After a heart attack, the restoration of the cardiac function depends on the ability of the heart to generate cardiomyocytes, or new muscle cells. The ability is, however, weak and wanes with age. The alternative strategy involves delivering the newly grown cardiomyocytes to the damaged heart tissue. It requires the use of either induced pluripotent stem (iPS) or the embryonic stem (ES) cells. Embryos are the only sources of ES cells. On the other hand, the in vitro reprogramming of adult differentiated cells transforms them into undifferentiated stem cells. The method allows the production of iPS cells from adult cells. Cardiomyocytes prepared from iPS cells are autologous. The recipient’s body, therefore, does not reject them after transplantation. The technique is, however, time-consuming and problematic. In their search for a better approach, Efe et al. discovered that fibroblasts could form cardiomyocytes, before the completion of their transformation into the iPS cells. They modified various culture conditions and induced the cardiomyocyte differentiation in about 40% of the cells. The researchers identified the new cells using specific staining for cardiac troponin T. They also tested the cells for particular properties such as the calcium gradients. The new technique was an efficient alternative to the technically challenging and indirect earlier method of yielding autologous tissue. The discovery simplified the procedure, increased the production of functional cardiomyocytes, and saved time for the patients. The cardiomyocytes generated using the new method, however, mainly resemble atrial cardiac muscle.
Since the mammalian heart has a reduced capacity for regeneration, the in vitro production of autologous cardiac cells for the treatment of heart diseases is a significant area for research. The process identified by Efe et al. is almost three times faster than the previous method that required a pluripotent intermediate. It also produces contracting cardiomyocytes at a faster rate than the previous system. The researchers, for example, obtained nearly 1.2 cTnT+ cells from each of the plated fibroblasts. The production of the mitotically active antecedent cells that are similar to the multipotent Isl1+ cardiovascular progenitors explained the high efficiency of the cardiomyocyte generation. They speculated that the successful isolation and stabilization of the intermediate cells in culture could become a renewable source for other differentiated cardiovascular cells.
The new system resembles the blastema formation that occurs during regeneration in frogs and teleost fish (Suzuki, Satoh, Ide, and Tamura). In frogs, transdifferentiation occurs by low-level and transient expression of the factors that induce pluripotency.

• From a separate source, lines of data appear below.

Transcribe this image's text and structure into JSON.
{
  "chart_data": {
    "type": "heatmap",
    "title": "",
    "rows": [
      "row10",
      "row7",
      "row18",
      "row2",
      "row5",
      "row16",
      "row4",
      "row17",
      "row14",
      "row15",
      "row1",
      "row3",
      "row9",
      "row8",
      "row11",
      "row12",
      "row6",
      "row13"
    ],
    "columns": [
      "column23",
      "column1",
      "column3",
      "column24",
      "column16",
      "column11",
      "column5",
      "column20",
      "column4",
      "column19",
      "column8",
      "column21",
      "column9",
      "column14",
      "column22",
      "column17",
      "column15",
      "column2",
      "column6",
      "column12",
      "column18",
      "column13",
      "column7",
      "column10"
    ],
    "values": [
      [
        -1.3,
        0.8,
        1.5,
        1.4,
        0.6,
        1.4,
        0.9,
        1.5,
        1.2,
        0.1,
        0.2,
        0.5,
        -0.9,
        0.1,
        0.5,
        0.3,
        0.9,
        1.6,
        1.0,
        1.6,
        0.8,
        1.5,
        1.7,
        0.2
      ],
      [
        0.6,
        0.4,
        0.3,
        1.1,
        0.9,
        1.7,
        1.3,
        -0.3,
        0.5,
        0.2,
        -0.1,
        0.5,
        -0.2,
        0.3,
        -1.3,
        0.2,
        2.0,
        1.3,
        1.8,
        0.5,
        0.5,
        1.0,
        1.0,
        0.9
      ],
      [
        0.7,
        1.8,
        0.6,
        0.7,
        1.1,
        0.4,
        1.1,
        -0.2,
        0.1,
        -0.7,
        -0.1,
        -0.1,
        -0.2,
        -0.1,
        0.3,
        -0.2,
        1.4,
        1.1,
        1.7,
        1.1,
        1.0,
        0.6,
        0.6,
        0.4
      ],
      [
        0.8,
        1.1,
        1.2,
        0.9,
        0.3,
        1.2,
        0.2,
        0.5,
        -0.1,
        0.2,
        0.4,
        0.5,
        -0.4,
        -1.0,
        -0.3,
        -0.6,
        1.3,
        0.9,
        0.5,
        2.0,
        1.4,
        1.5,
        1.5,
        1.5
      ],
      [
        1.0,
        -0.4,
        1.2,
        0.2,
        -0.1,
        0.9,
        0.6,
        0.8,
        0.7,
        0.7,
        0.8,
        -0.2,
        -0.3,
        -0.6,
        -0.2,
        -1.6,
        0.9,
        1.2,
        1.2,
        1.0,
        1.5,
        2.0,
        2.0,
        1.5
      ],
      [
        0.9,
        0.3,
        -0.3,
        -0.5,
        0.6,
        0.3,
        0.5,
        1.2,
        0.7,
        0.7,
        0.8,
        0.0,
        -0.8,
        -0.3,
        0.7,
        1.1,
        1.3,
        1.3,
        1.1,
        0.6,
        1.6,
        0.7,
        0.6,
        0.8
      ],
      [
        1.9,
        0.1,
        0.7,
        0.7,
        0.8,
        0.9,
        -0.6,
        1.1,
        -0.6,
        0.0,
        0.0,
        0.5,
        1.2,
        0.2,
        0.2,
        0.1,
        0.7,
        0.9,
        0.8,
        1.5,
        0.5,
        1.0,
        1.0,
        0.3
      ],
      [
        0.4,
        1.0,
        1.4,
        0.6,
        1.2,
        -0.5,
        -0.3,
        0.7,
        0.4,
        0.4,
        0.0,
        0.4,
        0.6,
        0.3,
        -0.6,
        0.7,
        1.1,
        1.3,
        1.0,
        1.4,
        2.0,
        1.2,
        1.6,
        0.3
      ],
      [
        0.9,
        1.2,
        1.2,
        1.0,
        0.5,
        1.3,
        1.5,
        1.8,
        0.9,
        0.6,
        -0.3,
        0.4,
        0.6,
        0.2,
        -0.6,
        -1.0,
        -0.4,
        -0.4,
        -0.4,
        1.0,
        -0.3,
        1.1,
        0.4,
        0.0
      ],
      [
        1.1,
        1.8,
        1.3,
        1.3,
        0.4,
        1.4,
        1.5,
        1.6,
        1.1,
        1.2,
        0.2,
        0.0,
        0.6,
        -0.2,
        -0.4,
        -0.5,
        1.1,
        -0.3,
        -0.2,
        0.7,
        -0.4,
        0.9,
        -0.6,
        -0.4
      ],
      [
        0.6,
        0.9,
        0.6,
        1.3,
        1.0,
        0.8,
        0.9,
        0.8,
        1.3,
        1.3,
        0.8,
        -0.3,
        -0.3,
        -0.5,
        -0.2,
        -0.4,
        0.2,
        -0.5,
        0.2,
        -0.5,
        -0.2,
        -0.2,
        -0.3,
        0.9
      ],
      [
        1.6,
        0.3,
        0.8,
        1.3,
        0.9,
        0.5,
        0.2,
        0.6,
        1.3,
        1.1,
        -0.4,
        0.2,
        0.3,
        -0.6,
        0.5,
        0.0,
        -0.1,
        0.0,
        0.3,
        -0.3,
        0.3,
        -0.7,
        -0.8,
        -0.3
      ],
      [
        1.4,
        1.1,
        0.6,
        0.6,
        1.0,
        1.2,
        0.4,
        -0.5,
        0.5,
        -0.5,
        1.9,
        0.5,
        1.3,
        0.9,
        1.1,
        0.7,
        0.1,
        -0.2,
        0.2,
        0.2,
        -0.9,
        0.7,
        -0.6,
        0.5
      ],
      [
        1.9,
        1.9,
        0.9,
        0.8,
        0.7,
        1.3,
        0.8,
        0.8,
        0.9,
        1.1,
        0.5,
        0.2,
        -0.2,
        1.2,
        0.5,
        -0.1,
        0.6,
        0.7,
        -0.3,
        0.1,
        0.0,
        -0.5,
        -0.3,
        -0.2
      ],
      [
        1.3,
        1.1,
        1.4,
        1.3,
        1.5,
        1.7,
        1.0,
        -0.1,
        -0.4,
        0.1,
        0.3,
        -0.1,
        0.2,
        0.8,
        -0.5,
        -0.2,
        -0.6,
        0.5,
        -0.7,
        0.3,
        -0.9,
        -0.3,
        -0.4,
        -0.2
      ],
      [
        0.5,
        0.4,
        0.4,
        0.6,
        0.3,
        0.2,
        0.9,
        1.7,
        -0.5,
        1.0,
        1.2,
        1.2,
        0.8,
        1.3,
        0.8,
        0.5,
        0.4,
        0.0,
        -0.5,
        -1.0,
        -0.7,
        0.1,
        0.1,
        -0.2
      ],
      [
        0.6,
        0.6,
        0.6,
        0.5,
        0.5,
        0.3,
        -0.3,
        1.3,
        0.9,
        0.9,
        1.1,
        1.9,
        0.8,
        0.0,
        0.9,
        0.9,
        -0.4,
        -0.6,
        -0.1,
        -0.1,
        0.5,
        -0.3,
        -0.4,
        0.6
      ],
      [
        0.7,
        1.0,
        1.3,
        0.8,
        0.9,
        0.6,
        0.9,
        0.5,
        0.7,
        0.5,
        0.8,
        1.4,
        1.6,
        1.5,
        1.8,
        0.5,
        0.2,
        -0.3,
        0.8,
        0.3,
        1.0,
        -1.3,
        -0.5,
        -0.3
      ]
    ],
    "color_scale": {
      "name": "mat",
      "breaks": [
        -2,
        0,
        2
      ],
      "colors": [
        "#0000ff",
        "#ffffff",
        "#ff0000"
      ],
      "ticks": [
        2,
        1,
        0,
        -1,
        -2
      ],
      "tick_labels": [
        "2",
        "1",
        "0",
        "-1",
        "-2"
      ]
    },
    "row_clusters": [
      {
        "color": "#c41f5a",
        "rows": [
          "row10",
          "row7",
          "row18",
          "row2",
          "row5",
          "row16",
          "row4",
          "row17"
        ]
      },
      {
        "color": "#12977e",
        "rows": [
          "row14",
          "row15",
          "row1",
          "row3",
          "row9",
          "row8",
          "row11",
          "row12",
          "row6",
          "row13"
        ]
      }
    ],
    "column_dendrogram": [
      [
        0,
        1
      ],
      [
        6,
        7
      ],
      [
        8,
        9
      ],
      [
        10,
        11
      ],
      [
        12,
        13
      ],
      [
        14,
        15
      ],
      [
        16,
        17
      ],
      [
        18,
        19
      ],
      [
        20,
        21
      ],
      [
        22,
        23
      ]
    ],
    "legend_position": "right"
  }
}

A thorough understanding of the molecular evidence of reprogramming is, however, necessary in order to confirm the standard mechanism shared by both processes. A multitude of cell types may emerge from very unstable intermediate populations as they swiftly return into the epigenetically stable states. The transdifferentiation scheme of Efe et al., therefore, has the potential to derive specialized cell types from several lineages by using the various inductive signals.
The transdifferentiation process is a more attractive approach than the slow iPS cell system. The protocol, however, needs improvement in order to be fully effective in the production of autologous tissue. First, scientists should determine the most appropriate method for transgene expression that does not cause permanent genetic modification. The protocol discovered by Efe et al. has a transient prerequisite for factor overexpression. The requirement promotes the process of finding functional substitutes. Secondly, adequate research in transplantation is required in order to ensure the necessary functional longevity of the cardiomyocytes. In addition, the study would prevent the generation of cells that cause teratoma formation. Lastly, the proper and temporal regulation of the overexpression of transcription factors would increase efficiency and yield. The protocol’s adjustment to the human system and therapeutic usefulness greatly depend on increasing the efficiency of the process.
The new reprogramming technique for pluripotency has a capacity for the shortening and quick steering of the process towards cardiogenesis. Within a few days, scientists can directly reprogram fibroblasts to form patches of the specialized cardiomyocytes that contract spontaneously. They also believe that the process does not involve a pluripotent intermediate. The strategy is unique because it allows a temporary state formed in the early stage of reprogramming to function as a cellular platform for transdifferentiation. The study has immense and potential implications for the reprogramming based on the iPS cell factors.
Efe, Jem A., Simon Hilcove, Janghwan Kim, Hongyan Zhou, Kunfu Ouyang, Gang Wang, Ju Chen and Sheng Ding. “Conversion of Mouse Fibroblasts into Cardiomyocytes Using a Direct Reprogramming Strategy.” Nature Cell Biology 13 (2011): 215–222. Web. 5 June 2014.
Suzuki, Makoto, Akira Satoh, Hiroyuki Ide and Koji Tamura. “Nerve-dependent and -independent Events in Blastema Formation during Xenopus Froglet Limb Regeneration.” Developmental Biology 286.1 (2005): 361–375. Web. 6 June 2014.